Allowing individuals to continue in non-compliant policies, delaying the online opening of SHOP, extending deadlines for 2014 enrollment and changing the 2015 open enrollment period will all negatively impact earnings for health insurance carriers in the coming year, according to the ratings agency.
The report’s author, Steve Zaharuk, said the problems with the White House’s last-minute fixes mainly center on how they impact the risk pool for ACA plans—particularly deadline extensions for enrollment.
“This change will likely have a negative effect on the risk profile of the exchange health risk-pool, should healthy younger members take advantage of this last-minute waiver,” Zaharuk said. He estimated that the deadline extension will cause carriers to lose up to two months of premium on these healthy individuals, and further increase the possibility of an adverse risk pool.
Unfortunately, health underwriters are seeing the same trends. Kelly Fristoe, an expert on high risk pools with the National Association of Health Underwriters, said his experience with so-called “young invincibles” has followed Moody’s predictions.
“I’ve talked to a lot of younger, healthier people that could get [an ACA] plan and many of those people are putting it off,” he said. “They always ask the question, ‘When is the last date I can buy the plan and have coverage on Jan. 1?’”
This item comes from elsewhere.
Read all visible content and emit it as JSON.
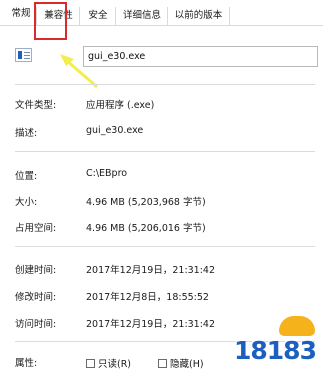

Fristoe also said he agreed that the deadline extensions would create instability in 2015 premium rates, which may cause losses for carriers.
“It goes back to math,” he said. “It’s about the math. That’s all it is.”
Moody’s also lambasted the White House’s decision to push the individual coverage enrollment deadline to Dec. 23—back from Dec. 15—due to the “various administrative problems” carriers will experience in making sure every individual is coded correctly in time to receive health benefits in January.
“If there is a surge in enrollment activity in late December as website issues and other uncertainties are resolved, it will be nearly impossible for insurers to complete the enrollment process in time,” the report said.
The ratings agency concluded its sector comment by warning that any additional changes expected from the White House would compound the existing damage.
“Any further enrollment deadline extensions will exacerbate adverse selection and significantly increase the probability that these products will lower insurers’ expected profits, or even result in financial losses for them,” Zaharuk said. “In addition, the administration’s disclosure that the back-end payment system intended to transfer government subsidies to insurers has not been built, casts doubts on the government’s ability to make timely payouts to insurers.”